Jesus’ call of “follow Me”, according to “The Gospel According To Mark” was quite unique:

“On this particular point Jesus was a very different leader from the rabbis and scribes of Judaism.  There are no rabbinical stories analogous to the calling of the disciples, for rabbis did not consummate the teacher-student relationship by the summons, ‘Follow me.’  Unlike the decisive call that comes from Jesus, entry into rabbinical school depended on the initiative of the aspiring student, not the call of a rabbi.”

These men were definitely not aspiring students.  They were fishermen with probably no plan of being religious students of anyone.  Yet for these men, there were no prerequisites, no tests to pass, no previous knowledge and study necessary.  Jesus simply chose them to follow Him in their current states.

How was Jesus’ call to them so effective?  What makes you abandon your nets, your jobs, your family, and follow a stranger?  In our culture today, this seems ridiculous.  I can’t ever imagine some guy I’ve never seen before walking by and telling me to follow him and I just drop everything and go.  No way.  So what is it about Jesus that persuaded these men to such immediacy?

Unfortunately, this commentary doesn’t go into that.  I wish it would have.  One could say that since Jesus was God, He can do whatever he wants and used his power to persuade them.  But, I want to believe that isn’t the case.  I think He knew exactly who he was going to call.  But I think it may have had to do more with the culture and idea of following a rabbi than with God-power-mind-tricks.

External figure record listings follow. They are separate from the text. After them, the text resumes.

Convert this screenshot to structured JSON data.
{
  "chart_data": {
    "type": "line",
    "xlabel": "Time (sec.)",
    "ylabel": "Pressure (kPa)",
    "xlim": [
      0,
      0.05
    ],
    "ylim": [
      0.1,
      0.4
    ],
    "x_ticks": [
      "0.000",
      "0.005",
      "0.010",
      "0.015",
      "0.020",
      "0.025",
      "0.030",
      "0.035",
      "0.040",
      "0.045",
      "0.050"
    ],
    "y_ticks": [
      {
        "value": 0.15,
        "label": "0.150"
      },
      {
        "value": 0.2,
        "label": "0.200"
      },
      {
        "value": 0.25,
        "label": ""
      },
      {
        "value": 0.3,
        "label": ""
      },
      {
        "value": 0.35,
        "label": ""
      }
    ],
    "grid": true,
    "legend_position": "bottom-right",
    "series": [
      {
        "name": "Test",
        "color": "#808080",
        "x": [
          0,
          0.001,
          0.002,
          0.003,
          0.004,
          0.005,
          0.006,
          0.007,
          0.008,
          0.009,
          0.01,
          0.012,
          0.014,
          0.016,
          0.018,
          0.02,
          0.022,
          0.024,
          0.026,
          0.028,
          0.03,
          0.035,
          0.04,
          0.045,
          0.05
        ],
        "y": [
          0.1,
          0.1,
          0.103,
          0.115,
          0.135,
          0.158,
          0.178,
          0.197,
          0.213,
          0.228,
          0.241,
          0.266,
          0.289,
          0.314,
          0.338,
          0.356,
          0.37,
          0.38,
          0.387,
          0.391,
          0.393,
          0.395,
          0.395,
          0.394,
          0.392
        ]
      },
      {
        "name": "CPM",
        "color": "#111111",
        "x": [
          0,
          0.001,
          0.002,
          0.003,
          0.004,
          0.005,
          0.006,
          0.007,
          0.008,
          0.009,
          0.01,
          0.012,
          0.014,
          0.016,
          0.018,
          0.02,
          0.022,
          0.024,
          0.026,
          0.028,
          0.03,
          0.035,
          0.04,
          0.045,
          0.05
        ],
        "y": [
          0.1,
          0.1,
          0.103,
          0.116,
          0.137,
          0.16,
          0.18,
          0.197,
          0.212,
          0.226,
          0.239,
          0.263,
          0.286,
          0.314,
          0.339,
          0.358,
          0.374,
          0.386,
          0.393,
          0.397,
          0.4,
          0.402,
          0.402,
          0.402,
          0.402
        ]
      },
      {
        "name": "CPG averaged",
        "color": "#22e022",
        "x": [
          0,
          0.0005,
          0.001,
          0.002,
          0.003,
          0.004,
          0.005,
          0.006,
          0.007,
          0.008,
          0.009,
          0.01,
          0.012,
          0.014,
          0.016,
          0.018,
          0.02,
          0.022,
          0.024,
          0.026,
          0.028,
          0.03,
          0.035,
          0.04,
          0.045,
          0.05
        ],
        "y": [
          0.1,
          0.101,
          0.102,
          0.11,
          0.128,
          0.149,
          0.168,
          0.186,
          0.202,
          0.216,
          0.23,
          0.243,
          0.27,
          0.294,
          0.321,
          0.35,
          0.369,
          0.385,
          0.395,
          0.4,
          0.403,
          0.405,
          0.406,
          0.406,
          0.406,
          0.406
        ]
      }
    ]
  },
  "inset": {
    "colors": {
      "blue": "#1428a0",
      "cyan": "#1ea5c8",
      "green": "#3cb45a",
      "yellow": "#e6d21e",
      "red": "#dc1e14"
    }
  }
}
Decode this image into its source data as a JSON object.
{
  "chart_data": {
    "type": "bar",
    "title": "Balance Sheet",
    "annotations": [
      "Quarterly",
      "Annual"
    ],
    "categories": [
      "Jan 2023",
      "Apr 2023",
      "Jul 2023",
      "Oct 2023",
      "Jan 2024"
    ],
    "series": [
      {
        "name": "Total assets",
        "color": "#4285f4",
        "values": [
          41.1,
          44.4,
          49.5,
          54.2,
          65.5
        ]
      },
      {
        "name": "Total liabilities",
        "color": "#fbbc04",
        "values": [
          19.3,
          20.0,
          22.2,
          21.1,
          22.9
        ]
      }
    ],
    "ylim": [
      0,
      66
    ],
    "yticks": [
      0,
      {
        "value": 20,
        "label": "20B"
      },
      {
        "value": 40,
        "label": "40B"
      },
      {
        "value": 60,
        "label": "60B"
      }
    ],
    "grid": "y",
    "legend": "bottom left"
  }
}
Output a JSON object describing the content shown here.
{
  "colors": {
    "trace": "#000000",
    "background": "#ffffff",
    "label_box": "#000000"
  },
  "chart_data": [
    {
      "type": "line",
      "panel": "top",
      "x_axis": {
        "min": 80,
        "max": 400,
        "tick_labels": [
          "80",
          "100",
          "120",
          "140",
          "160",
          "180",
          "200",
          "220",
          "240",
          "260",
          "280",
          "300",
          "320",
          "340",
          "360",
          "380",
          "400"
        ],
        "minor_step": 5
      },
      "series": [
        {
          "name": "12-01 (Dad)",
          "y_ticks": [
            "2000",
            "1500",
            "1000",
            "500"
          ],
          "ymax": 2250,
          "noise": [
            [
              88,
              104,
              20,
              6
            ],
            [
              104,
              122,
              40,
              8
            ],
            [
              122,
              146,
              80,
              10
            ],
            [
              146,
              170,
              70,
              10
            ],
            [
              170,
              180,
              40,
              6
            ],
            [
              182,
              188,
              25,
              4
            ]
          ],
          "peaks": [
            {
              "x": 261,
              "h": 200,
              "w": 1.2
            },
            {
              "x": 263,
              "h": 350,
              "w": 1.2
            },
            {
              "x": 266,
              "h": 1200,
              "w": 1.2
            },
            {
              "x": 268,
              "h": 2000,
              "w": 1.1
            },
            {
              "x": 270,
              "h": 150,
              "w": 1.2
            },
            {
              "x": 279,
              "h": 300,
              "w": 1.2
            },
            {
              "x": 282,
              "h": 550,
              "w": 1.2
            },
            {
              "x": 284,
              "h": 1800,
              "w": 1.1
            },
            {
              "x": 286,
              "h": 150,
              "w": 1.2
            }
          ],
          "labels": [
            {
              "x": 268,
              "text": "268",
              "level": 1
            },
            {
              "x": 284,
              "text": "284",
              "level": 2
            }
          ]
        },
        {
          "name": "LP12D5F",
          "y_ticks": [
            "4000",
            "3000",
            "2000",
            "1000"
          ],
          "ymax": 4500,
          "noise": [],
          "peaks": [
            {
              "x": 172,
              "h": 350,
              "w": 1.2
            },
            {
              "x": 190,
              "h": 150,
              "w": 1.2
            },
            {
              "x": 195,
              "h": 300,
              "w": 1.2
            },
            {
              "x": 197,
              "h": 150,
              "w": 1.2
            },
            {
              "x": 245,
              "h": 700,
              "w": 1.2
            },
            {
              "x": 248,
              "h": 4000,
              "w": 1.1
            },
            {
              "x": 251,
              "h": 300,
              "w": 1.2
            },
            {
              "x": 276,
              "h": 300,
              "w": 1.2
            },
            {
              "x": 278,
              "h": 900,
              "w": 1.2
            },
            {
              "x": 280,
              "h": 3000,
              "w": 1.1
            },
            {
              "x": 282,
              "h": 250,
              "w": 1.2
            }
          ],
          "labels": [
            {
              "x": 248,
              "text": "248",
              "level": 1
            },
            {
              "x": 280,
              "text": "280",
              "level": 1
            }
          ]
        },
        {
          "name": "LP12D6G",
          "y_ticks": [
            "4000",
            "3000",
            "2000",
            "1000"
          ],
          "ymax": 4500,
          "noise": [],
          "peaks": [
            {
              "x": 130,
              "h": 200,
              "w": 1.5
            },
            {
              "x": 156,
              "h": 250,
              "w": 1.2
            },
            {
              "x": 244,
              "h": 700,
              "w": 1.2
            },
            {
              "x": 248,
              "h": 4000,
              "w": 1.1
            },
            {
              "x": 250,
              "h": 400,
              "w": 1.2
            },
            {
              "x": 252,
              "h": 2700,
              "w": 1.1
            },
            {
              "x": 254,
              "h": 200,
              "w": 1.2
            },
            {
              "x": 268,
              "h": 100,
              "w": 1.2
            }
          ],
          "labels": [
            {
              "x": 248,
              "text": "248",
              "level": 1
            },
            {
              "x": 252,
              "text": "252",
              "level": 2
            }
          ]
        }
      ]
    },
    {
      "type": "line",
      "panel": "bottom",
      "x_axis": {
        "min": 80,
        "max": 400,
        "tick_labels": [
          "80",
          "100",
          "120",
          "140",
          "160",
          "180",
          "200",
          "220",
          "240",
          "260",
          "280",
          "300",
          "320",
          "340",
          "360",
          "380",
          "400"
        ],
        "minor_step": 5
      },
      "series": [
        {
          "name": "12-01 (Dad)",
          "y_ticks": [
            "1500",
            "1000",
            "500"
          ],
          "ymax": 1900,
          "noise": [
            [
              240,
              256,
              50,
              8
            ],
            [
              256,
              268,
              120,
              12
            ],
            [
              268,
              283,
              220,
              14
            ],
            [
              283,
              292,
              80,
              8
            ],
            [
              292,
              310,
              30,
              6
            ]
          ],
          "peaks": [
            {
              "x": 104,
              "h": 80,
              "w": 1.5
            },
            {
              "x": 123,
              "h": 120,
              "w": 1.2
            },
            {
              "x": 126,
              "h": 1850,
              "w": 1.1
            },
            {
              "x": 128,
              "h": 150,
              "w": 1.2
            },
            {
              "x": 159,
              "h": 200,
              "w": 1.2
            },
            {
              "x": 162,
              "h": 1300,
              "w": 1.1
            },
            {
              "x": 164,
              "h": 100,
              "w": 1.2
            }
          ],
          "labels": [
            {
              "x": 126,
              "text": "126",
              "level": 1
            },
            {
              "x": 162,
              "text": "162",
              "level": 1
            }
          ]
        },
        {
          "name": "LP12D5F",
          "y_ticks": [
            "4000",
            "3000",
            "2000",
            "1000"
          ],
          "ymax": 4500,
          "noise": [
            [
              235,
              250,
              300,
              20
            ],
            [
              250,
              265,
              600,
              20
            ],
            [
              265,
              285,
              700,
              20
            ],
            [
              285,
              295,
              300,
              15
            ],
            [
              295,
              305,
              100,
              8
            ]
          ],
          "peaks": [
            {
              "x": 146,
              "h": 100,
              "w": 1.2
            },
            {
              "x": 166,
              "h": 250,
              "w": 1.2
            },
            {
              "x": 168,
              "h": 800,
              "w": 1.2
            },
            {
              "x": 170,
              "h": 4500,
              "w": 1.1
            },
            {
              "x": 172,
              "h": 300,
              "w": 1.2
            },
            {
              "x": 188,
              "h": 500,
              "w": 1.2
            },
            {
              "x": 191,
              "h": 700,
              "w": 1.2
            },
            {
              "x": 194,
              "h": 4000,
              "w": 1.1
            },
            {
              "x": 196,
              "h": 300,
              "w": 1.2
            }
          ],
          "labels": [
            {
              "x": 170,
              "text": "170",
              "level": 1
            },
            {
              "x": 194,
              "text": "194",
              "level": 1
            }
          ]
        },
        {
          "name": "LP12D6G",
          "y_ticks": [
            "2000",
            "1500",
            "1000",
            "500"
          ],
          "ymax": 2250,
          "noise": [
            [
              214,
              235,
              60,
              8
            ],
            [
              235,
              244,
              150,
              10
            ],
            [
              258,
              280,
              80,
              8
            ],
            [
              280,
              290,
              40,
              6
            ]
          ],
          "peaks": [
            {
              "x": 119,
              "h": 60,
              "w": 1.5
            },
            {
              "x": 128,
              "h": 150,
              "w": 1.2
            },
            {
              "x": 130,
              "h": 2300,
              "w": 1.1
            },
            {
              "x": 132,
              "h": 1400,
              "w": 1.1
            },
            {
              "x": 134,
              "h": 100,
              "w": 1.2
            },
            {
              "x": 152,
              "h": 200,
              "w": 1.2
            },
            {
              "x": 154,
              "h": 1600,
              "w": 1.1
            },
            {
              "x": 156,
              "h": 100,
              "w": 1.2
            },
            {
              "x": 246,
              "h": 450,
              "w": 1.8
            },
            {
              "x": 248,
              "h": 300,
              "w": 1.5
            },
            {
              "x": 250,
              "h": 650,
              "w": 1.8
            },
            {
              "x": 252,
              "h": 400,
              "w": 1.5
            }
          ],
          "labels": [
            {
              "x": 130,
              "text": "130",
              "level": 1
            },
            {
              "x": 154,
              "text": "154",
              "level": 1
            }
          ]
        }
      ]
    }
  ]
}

I did a little searching the web and found that numerous people assumed that they followed Jesus because they believed that he was the messiah, or that they were surrendering to the will of God.  I have a hard time seeing this to be the case since Jesus seems to give them no identification as to who he is.  Jesus didn’t say he was the messiah before he asked them to follow Him.  In fact, it seems that throughout the Gospels, it takes time before the disciples actually start to realize who Jesus is.  It actually takes until Mark 8:29 for any of the disciples to state who they think Jesus really is, when Peter says “You are the Christ.”

I have heard that it was an understanding of the time that becoming a follower of a rabbi was a rare privilege.  Many aspired to follow a rabbi, but few succeeded.  It was a position of honor and highly esteemed.  So to have a rabbi come to you and ask you to follow him, especially as mere fishermen, was an opportunity one could not pass up.  This could account for the immediacy too.  Becoming a follower was such a big deal, they wouldn’t have wanted to risk losing the opportunity and therefore dropped what they were doing and immediately followed him.


2 thoughts on “An Unordinary And Effective Call To Discipleship

  1. I always loved the way that Mark’s gospel presents it… it begins with this extraordinary event. Jesus is baptized, the heavens open, the Spirit descends, a voice booms from the sky, and the Son of God rises out of the water and declares the Kingdom of God is at hand.

    Then the next thing He does is call some fishermen to follow Him.

    It’s a bit anticlimactic given the prelude, but it is a powerful statement about the Kingdom of God.

    • Good thoughts, T.E. Thanks for sharing. I agree in that it is interesting how things seem to shift, though the intensity of what is going on will quickly come back when he encounters an unclean spirit and starts healing people.